Check your jaws with a feeler gauge like he does in the video and let us know what you find out. Notice that you MUST use a straight piece of work. I recommend drill rod.

Awesome thanks. I'll check it out. Speedy opened a place only 30 minutes from me, wahoo!

I just picked up my piece of drill rod and tested out the runout. Starting with the chuck as I said before, the adapter plate has .001" runout, .001" runout on the outside of the chuck body, and .001" on the face of the body. The data sheet says it measured .0015" 50mm from the chuck jaws. I get various readings, anywhere from .004" to .006". One thing I realized is I really need to crank down on the chuck. When slightly tightening the chuck I can see that only the rear teeth of the jaws touch the workpiece, so it can be wiggled quite a bit. Tightening it down it certainly doesn't wiggle, but there's not too much consistency (which I know there really shouldn't be for a 3-jaw chuck).

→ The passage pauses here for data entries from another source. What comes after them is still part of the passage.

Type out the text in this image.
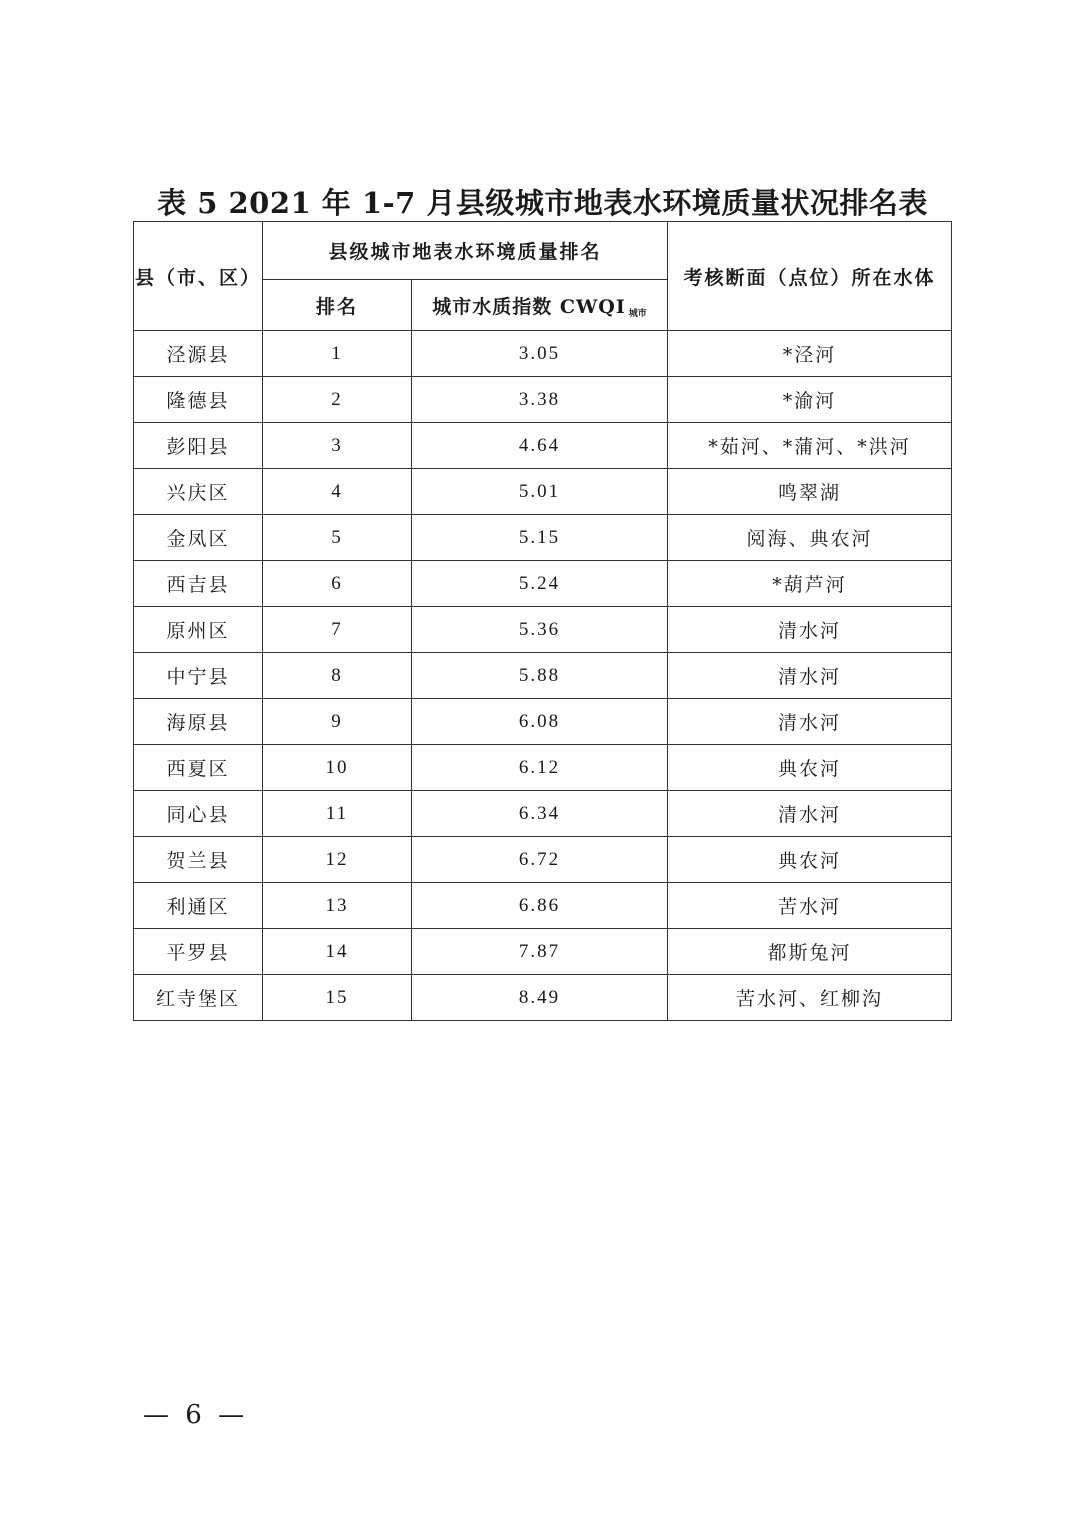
表 5 2021 年 1-7 月县级城市地表水环境质量状况排名表
县（市、区）	县级城市地表水环境质量排名		考核断面（点位）所在水体
	排名	城市水质指数 CWQI $_{城市}$
泾源县	1	3.05	*泾河
隆德县	2	3.38	*渝河
彭阳县	3	4.64	*茹河、*蒲河、*洪河
兴庆区	4	5.01	鸣翠湖
金凤区	5	5.15	阅海、典农河
西吉县	6	5.24	*葫芦河
原州区	7	5.36	清水河
中宁县	8	5.88	清水河
海原县	9	6.08	清水河
西夏区	10	6.12	典农河
同心县	11	6.34	清水河
贺兰县	12	6.72	典农河
利通区	13	6.86	苦水河
平罗县	14	7.87	都斯兔河
红寺堡区	15	8.49	苦水河、红柳沟
— 6 —
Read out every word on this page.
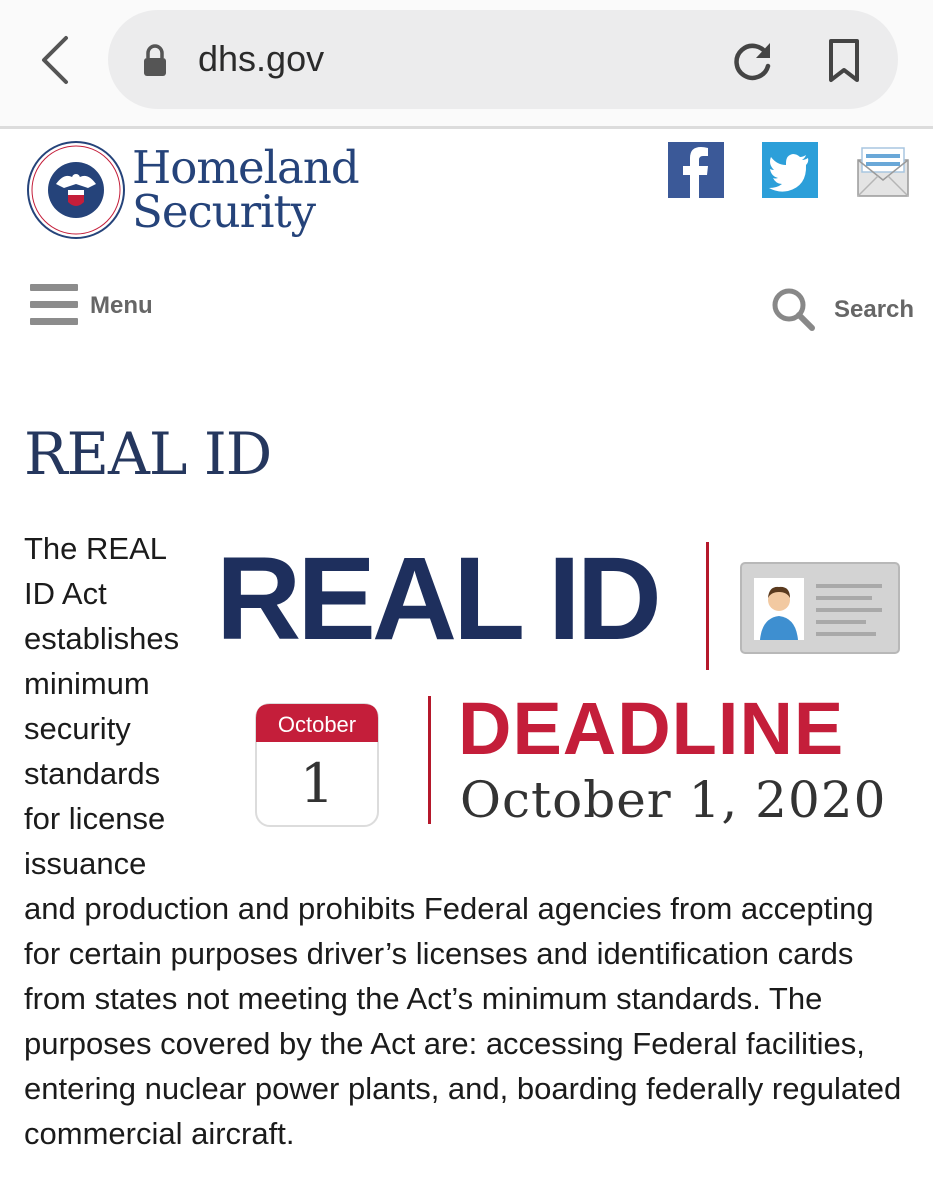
dhs.gov
Homeland
Security
Menu	Search
REAL ID
REAL ID
October
1
DEADLINE
October 1, 2020

The REAL ID Act establishes minimum security standards for license issuance and production and prohibits Federal agencies from accepting for certain purposes driver’s licenses and identification cards from states not meeting the Act’s minimum standards. The purposes covered by the Act are: accessing Federal facilities, entering nuclear power plants, and, boarding federally regulated commercial aircraft.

I guess this will have to do. I might face the adapter just to get rid of the initial .001" of runout though.

Well I need a lot of advice here. Attempted another iteration of my P60 pill. I made the pocket for the MCPCB slightly smaller so it will press-fit in. I also made a pocket for the turned down reflector to fit in so that it is centered.

For the second time, while attempting to part the piece, it bound up and ruined the piece. The first time this happened it snapped the belt. I just assumed I was running it too fast. This time I ran it at 340 (?) RPMs. The cutoff tool was proceeding fine, not much chatter. The end of the tool was on the center line, and it seemed perpendicular to the piece. Then BAM. You can see it twisted the toolpost. What might I be doing wrong? I'm certainly at the limit of how long the piece can be, but I wanted to be able to machine 3 pills without having to waste the part that's in the chuck. Aluminium is pretty cheap though, so maybe I'll rethink that. However, the first time I had catastrophic parting failure, it was a much smaller piece.

Also, I should have taken pictures, but as for the pocket for the MCPCB, what is the best way to machine it? I tried to use a carbide boring bar, the smallest one I have, but the diameter of the pocket isn't wide enough for the me to machine the full face with just the boring bar. So I had to use a TE tool (TCMM with the point in the middle) to face the middle, but I can't go anywhere near to the edge because of the lack of relief. So once I faced the middle to the right depth, I switched over to a boring bar to face the rest and get the diameter right. The top picture is blurry, but you can see the result of chatter around the edge.

What should I do here, just get a smaller boring bar, maybe with a carbide insert?

When parting of everything must be rigid. If I can I have the work piece as close to the chuck as possible and the live center in the tailstock if needed. My lathe is really bad at parting of. I hear that the carbide tipped ones are better. Bucket I think has a 2mm carbide tipped tool. I dont even try to part of copper or mild steel.

As far as the pocket I use HSS ground up into a tool I can plunge into the end.

Do they use cutting oil on aluminum?

I know on harder metals Tubalcain and Abom79 use alot of lube oil (for different materials)
Almost every video I have seen them when they are cutting off an object
A. the cut point is very close to the chuck
B. They use machining fluid

How much material are you taking off on each pass?

You can definitely see from this image the “chatter” from the cutting insert by the piece being so far out from the chuck

MRsDNF is the machinist…I’m not a machinist (I just love watching those guys make chips :slight_smile: )

I found this Googling (if it helps)
http://www.chaski.org/homemachinist/viewtopic.php?t=120

I use Black Swan Dark Heavy cutting oil with great results on any metal. $36 bucks a gallon. And i cut it with mineral spirits to make it lighter, 2parts BS to 1part spirits. in a spray bottle. I also have a pan in the bed of my lathe with window screen to catch most of it and then strain thru cheese cloth to filter and reuse.